Caso Edmar: relator diz que irá 'separar joio do trigo'

Sucessor do deputado que disse se lixar para a opinião pública, Nazareno Fonteles (PT-PI), o novo relator do processo contra o ex-corregedor da Câmara Edmar Moreira (sem partido-MG), afirmou ontem que "a fronteira do decoro não é tão bem delimitada" e que pretende "separar o joio do trigo". Fonteles pode concluir pela absolvição de Moreira ou por um dos três tipos de punição: advertência, suspensão temporária ou cassação do mandato. O parlamentar mineiro, conhecido por ser dono de um castelo de R$ 25 milhões, registrado em nome dos dois filhos, é suspeito de apropriação indevida de recursos da verba indenizatória.

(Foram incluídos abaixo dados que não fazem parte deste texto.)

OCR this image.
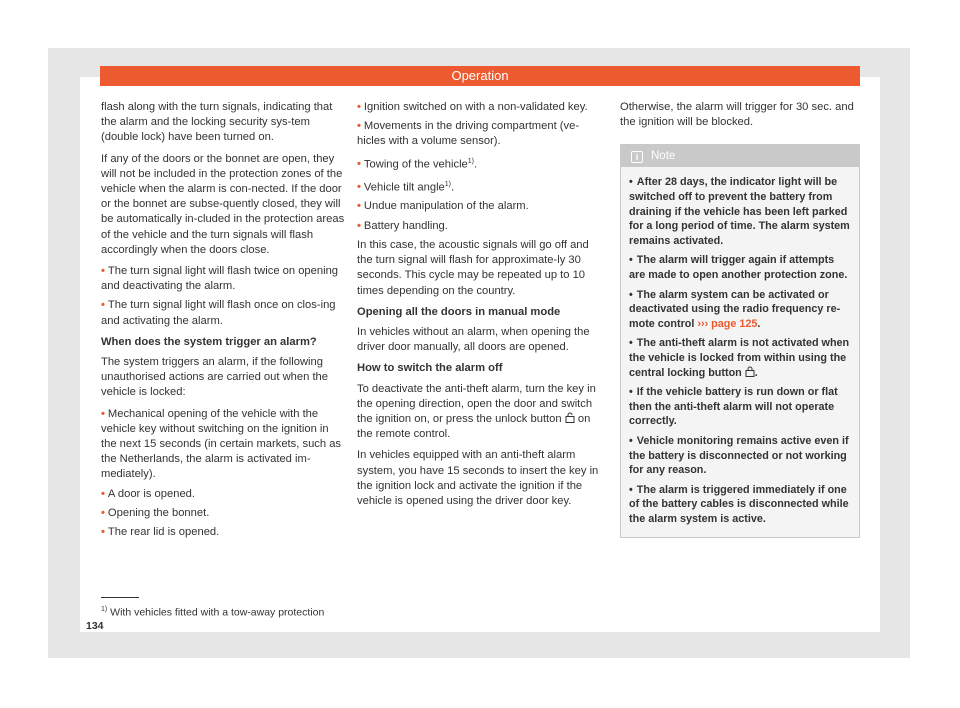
Operation

flash along with the turn signals, indicating that the alarm and the locking security sys-tem (double lock) have been turned on.

If any of the doors or the bonnet are open, they will not be included in the protection zones of the vehicle when the alarm is con-nected. If the door or the bonnet are subse-quently closed, they will be automatically in-cluded in the protection areas of the vehicle and the turn signals will flash accordingly when the doors close.

• The turn signal light will flash twice on opening and deactivating the alarm.

• The turn signal light will flash once on clos-ing and activating the alarm.

When does the system trigger an alarm?

The system triggers an alarm, if the following unauthorised actions are carried out when the vehicle is locked:

• Mechanical opening of the vehicle with the vehicle key without switching on the ignition in the next 15 seconds (in certain markets, such as the Netherlands, the alarm is activated im-mediately).

• A door is opened.

• Opening the bonnet.

• The rear lid is opened.

• Ignition switched on with a non-validated key.

• Movements in the driving compartment (ve-hicles with a volume sensor).

• Towing of the vehicle$^{1)}$.

• Vehicle tilt angle$^{1)}$.

• Undue manipulation of the alarm.

• Battery handling.

In this case, the acoustic signals will go off and the turn signal will flash for approximate-ly 30 seconds. This cycle may be repeated up to 10 times depending on the country.

Opening all the doors in manual mode

In vehicles without an alarm, when opening the driver door manually, all doors are opened.

How to switch the alarm off

To deactivate the anti-theft alarm, turn the key in the opening direction, open the door and switch the ignition on, or press the unlock button on the remote control.

In vehicles equipped with an anti-theft alarm system, you have 15 seconds to insert the key in the ignition lock and activate the ignition if the vehicle is opened using the driver door key.

Otherwise, the alarm will trigger for 30 sec. and the ignition will be blocked.

i Note

• After 28 days, the indicator light will be switched off to prevent the battery from draining if the vehicle has been left parked for a long period of time. The alarm system remains activated.

• The alarm will trigger again if attempts are made to open another protection zone.

• The alarm system can be activated or deactivated using the radio frequency re-mote control ››› page 125.

• The anti-theft alarm is not activated when the vehicle is locked from within using the central locking button .

• If the vehicle battery is run down or flat then the anti-theft alarm will not operate correctly.

• Vehicle monitoring remains active even if the battery is disconnected or not working for any reason.

• The alarm is triggered immediately if one of the battery cables is disconnected while the alarm system is active.

$^{1)}$ With vehicles fitted with a tow-away protection
134
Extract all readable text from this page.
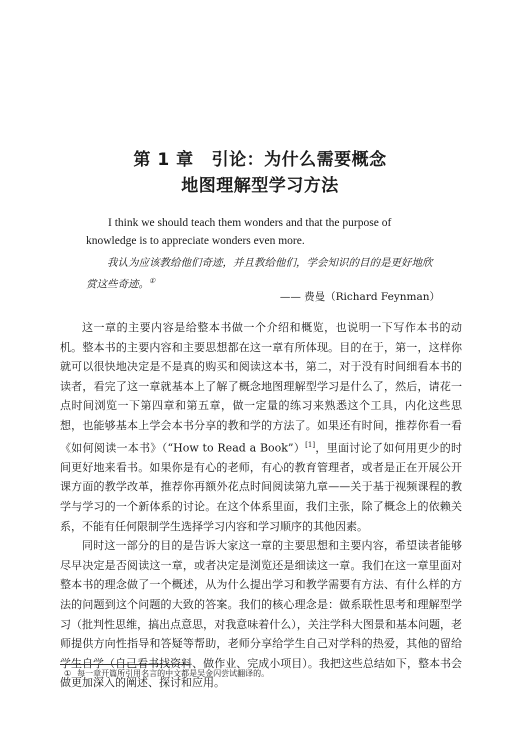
第 1 章 引论：为什么需要概念
地图理解型学习方法
I think we should teach them wonders and that the purpose of knowledge is to appreciate wonders even more.
我认为应该教给他们奇迹，并且教给他们，学会知识的目的是更好地欣赏这些奇迹。①
—— 费曼（Richard Feynman）

这一章的主要内容是给整本书做一个介绍和概览，也说明一下写作本书的动机。整本书的主要内容和主要思想都在这一章有所体现。目的在于，第一，这样你就可以很快地决定是不是真的购买和阅读这本书，第二，对于没有时间细看本书的读者，看完了这一章就基本上了解了概念地图理解型学习是什么了，然后，请花一点时间浏览一下第四章和第五章，做一定量的练习来熟悉这个工具，内化这些思想，也能够基本上学会本书分享的教和学的方法了。如果还有时间，推荐你看一看《如何阅读一本书》（“How to Read a Book”）[1]，里面讨论了如何用更少的时间更好地来看书。如果你是有心的老师，有心的教育管理者，或者是正在开展公开课方面的教学改革，推荐你再额外花点时间阅读第九章——关于基于视频课程的教学与学习的一个新体系的讨论。在这个体系里面，我们主张，除了概念上的依赖关系，不能有任何限制学生选择学习内容和学习顺序的其他因素。

同时这一部分的目的是告诉大家这一章的主要思想和主要内容，希望读者能够尽早决定是否阅读这一章，或者决定是浏览还是细读这一章。我们在这一章里面对整本书的理念做了一个概述，从为什么提出学习和教学需要有方法、有什么样的方法的问题到这个问题的大致的答案。我们的核心理念是：做系联性思考和理解型学习（批判性思维，搞出点意思，对我意味着什么），关注学科大图景和基本问题，老师提供方向性指导和答疑等帮助，老师分享给学生自己对学科的热爱，其他的留给学生自学（自己看书找资料、做作业、完成小项目）。我把这些总结如下，整本书会做更加深入的阐述、探讨和应用。

① 每一章开篇所引用名言的中文都是吴金闪尝试翻译的。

LUCIANA NUNES LEAL, Agencia Estado

14 de maio de 2009 | 20h12

"Tudo depende da compreensão que tiver do decoro parlamentar. Depois disso, vou levar em conta a Constituição e o Código de Ética. Com a participação maior do público, com a presença da mídia, aumenta muito a visibilidade (do Congresso) e a formação da opinião se dá mais rápido do que a gente imagina. O que não é quebra de decoro para alguns para outros é", disse Fonteles, cauteloso depois de uma semana de crise no Conselho de Ética.

O antigo relator, Sérgio Moraes (PTB-RS) foi destituído pelo presidente do conselho, José Carlos Araújo (PR-BA), por declarar que não via motivos para condenar Edmar Moreira, porque não havia regras claras para o uso da verba indenizatória. Araújo e boa parte dos conselheiros entenderam que houve pré-julgamento e que o petebista tinha perdido a isenção para comandar a investigação.